At this proceeding the Sultán was enraged, and, for his traitorous injury to the country and impoverishment of the condition of the subjects, subjected him to a criminal fine of 100,000 dínárs. He occupied himself in paying the amount, and discharging a portion; but, as to the residue, he represented his poverty, and requested patience and a more extended time. But the Sultán ordered that they should put him to his oath upon the point of his poverty, and they tortured his crime upon him by the effusion of his blood, so that whether he was dumb or spake, whether he said much or little, he met with no success, since they were determined to ruin and afflict him. And they closed all access to his sons and his friends, when they appointed to visit him, and at length brought him to such a condition that he revealed that some of his stores were with a certain merchant, whom they for that reason despatched, by various kinds of torture and misery. But the standards of the Sultán were far distant, on account of his successive conquests, and the great space between them prevented him from witnessing his state or discovering his affairs, and thus, through the castigation of torture and the blows of the club and pain, he was laid in the grave, in the year 404. And when the Sultán returned they informed him of his affair, and the Sultán was oppressed at the heart, when he heard what had happened; however the disposal of Heaven was the agent herein, and the event was advantageous. And, during the time of his administration, his son, Abúl-Kasim-Mahummad-Ibn-al-Fazl, had arrived at the highest degree of virtuous distinc­tion. In eloquence and in composition he was the paragon of his age, and at the head of all poets, both in blank verse and rhyme. His fame spread through all the regions of Khurásán, and his verses and measures were noted and published. These stanzas are from a kasidah which he spoke upon his father’s merit (Verse)

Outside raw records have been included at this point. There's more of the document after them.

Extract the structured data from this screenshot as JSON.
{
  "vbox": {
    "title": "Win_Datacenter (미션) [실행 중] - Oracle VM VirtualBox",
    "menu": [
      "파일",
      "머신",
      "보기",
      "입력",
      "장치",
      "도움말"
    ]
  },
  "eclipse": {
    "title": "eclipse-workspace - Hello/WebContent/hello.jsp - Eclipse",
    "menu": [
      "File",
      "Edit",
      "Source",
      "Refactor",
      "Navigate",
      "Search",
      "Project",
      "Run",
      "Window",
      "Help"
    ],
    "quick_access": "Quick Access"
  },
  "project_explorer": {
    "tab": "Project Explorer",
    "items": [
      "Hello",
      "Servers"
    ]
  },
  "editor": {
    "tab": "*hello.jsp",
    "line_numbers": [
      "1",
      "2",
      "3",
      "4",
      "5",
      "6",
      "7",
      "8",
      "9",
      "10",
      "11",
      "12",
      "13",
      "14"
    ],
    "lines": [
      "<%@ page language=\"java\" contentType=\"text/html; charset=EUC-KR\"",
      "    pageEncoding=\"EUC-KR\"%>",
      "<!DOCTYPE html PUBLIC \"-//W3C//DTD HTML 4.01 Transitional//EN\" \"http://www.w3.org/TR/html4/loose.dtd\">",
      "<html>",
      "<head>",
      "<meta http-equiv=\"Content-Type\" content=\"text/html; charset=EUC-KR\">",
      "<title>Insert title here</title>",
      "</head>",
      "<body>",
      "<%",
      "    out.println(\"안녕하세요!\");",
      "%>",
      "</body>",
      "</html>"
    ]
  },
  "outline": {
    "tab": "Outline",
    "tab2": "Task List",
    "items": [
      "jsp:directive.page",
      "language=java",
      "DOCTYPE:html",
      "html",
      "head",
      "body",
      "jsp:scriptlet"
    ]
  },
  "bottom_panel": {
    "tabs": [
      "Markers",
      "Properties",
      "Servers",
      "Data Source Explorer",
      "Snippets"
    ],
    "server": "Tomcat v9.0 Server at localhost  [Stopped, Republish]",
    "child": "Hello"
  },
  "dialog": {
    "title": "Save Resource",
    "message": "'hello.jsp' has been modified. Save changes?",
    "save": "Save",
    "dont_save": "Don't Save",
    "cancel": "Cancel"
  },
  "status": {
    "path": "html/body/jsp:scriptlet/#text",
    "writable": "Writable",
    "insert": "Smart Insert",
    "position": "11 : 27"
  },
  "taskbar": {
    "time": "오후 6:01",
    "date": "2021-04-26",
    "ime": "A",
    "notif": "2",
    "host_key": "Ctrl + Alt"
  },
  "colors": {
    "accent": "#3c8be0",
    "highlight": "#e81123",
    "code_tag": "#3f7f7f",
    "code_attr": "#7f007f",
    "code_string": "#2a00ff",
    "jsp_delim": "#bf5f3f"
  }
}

“Truly the liberality of Abúl-Abbas augments by usury, it increases fourfold on demand.
“In one hand there is death for the multitude, in the other life for him who hopes,” &c.

His brother Abú-Alí-bn-Fazl, surnamed Al-Hajjáj, was the inheritor of their accomplishments, distinguished by steady conduct in youth and ma­turity, decorated with an acute intellect, the garden of modesty being in him adorned with the fruitfulness of eloquence. He for some time wore the robe of revenue collector of Juzján, with efficiency and gratification. The country of Nisá had for some time the advantage of his administra­tion, when even Kadies were distressed at his noble ideas. His fidelity and care were conspicuous amidst officers and magistrates, and in him the virtues of his ancestors were renewed (Verse)

“Men name the father and his times,
“Men name the son, and thus both (names) are aug­mented (with renown).
“And as in the father so in the son, their noble patron­age is exalted.
“As in the prophet of God two mansions were raised on high” (i. e., the descendants of Fatima and Abú-Bakr, or Hasan and Hussain).